What is floater fund? (definition, characteristics, and types)
Debt instruments such as bonds or debentures offer returns to investors in the form of periodical interest. The interest rate offered by these debt instruments is either fixed or floating. Floater funds invest in instruments that deliver the latter.
What Are Floater Funds?
Investors prefer debt instruments like bonds as they offer fixed returns. They have a fixed interest rate, and once the investment matures, the pre-fixed interest is paid to the investors. But, there are other types of debt instruments that have floating interest rates. This means that the interest rate is not pre-fixed but depends on the changes their benchmark goes through.

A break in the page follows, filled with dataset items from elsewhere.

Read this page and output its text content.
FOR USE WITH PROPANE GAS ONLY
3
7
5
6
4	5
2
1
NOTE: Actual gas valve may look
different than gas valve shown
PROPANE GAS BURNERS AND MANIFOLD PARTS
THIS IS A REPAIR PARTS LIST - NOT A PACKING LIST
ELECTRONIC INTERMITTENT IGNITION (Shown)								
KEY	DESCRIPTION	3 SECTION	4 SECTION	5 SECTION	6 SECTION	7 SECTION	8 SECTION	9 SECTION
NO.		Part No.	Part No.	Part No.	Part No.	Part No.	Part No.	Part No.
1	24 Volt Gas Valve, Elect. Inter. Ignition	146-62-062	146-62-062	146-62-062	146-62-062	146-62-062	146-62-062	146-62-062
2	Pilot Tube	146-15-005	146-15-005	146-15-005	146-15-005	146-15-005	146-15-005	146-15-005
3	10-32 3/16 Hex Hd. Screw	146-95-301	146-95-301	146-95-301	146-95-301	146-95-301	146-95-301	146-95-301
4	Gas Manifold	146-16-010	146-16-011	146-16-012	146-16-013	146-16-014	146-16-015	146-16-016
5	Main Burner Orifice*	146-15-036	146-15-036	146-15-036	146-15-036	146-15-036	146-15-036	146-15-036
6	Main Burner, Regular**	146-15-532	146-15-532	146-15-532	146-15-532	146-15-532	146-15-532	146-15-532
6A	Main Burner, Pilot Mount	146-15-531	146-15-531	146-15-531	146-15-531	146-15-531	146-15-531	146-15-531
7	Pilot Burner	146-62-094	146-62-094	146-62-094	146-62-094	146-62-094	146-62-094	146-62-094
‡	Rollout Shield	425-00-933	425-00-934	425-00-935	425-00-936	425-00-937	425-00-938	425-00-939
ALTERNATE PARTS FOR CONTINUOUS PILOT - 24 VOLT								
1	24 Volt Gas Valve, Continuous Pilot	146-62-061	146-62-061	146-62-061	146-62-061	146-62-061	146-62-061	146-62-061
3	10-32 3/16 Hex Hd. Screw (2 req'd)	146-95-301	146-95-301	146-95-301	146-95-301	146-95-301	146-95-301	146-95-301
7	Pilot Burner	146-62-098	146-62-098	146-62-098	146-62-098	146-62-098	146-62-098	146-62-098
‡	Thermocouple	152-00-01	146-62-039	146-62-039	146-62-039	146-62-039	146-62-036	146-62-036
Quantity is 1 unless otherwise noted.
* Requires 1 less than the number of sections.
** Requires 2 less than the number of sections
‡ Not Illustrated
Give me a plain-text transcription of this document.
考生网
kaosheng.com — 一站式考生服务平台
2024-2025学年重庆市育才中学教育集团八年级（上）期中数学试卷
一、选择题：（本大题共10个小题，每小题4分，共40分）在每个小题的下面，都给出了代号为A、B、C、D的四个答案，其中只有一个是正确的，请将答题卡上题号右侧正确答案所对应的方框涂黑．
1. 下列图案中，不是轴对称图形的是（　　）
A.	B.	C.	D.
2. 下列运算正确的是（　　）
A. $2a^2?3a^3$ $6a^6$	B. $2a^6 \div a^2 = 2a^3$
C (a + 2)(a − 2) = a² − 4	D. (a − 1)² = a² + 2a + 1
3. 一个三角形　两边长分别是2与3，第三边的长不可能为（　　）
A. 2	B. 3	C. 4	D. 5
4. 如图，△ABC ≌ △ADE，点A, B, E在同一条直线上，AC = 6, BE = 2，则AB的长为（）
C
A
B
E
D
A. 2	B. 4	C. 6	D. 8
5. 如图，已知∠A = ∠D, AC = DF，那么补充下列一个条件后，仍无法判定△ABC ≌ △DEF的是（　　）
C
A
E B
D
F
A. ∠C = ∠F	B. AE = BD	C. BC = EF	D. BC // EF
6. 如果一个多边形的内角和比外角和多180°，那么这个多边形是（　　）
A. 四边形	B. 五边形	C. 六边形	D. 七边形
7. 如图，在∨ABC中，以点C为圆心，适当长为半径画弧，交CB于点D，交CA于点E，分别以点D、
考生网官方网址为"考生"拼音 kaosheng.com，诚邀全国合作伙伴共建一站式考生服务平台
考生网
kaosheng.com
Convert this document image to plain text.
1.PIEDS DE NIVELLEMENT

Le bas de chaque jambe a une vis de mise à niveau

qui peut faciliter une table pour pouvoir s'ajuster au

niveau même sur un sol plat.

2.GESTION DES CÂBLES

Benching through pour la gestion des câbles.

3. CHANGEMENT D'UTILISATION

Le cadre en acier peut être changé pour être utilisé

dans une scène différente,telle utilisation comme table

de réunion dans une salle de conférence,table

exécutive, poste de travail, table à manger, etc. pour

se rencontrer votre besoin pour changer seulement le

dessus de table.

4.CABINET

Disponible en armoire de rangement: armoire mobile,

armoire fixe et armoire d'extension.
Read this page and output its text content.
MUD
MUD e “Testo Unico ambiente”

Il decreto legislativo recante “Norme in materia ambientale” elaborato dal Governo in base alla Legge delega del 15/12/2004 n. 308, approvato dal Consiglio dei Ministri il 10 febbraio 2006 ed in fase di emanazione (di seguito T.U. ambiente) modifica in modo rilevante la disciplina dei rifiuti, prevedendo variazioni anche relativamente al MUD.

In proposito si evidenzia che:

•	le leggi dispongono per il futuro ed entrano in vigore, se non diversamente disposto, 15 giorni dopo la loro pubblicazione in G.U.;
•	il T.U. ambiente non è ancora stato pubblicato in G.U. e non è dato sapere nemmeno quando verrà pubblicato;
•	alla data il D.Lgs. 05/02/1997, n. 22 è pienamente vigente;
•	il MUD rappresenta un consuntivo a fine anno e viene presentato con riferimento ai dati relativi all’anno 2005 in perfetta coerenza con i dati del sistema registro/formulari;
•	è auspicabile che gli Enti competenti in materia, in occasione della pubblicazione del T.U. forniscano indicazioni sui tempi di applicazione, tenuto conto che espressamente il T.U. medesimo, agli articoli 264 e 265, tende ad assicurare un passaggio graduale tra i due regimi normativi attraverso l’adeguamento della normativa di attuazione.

Floater funds have more than 65% of their portfolio invested in these debt instruments. These funds aim to benefit from the fluctuating interest rate so that they can generate higher returns for the investors. The annual returns from these funds could range from 7% to 9%. In the last 5-years, floater funds have delivered average returns of 8.27%.
Characteristics And Functioning Of Floater Funds
The floating instruments that these funds invest in have their own benchmarks. The interest rate offered by the instrument changes as per the fluctuations in the interest rate of their benchmarks. It is generally seen that as the interest rates increase in the debt market, the interest rate of these floating interest instruments rises too, and the floater funds deliver higher returns.
Fixed interest instruments such as bonds lag in such scenarios as they continue offering fixed interest rates. This is why a large number of investors switch to floater funds when the interest rates are rising to earn higher returns as compared to fixed-return funds.
Key Things You Should Know About Floater Funds
Some other things one should know about floater funds are as follows:
- Floater funds are open-ended schemes allowing investments and withdrawals throughout the year
- If you’d like to invest in floater funds, you will have to make a lump sum investment as the Systematic Investment Plan(SIP) option is not available in floater funds
- For taxation, floater funds are treated as any other type of debt fund
Types Of Floater Funds
Floater funds can be divided into two types:
- Short-term Floater Funds:These funds invest in debt securities that have shorter maturities. You will see most such funds investing in high-liquidity instruments such as government securities, deposit certificates, and T-Bills.
- Long-term Floater Funds: These funds are generally known to be more diversified with their portfolio composition. They invest in floating interest instruments along with considerable investments in the money market or fixed interest instruments.
Who Should Invest In Floater Funds?
It is recommended that risk-averse investors wanting to earn returns higher than mutual funds that offer fixed returns should invest in floater funds. However, it becomes important to consider that the returns from floater funds depend on the market conditions. The RBI is responsible for adjusting the repo rate as per the economic condition of the country. In a scenario where the interest rate falls, your floater fund investment could deliver returns lower than funds that offer fixed returns.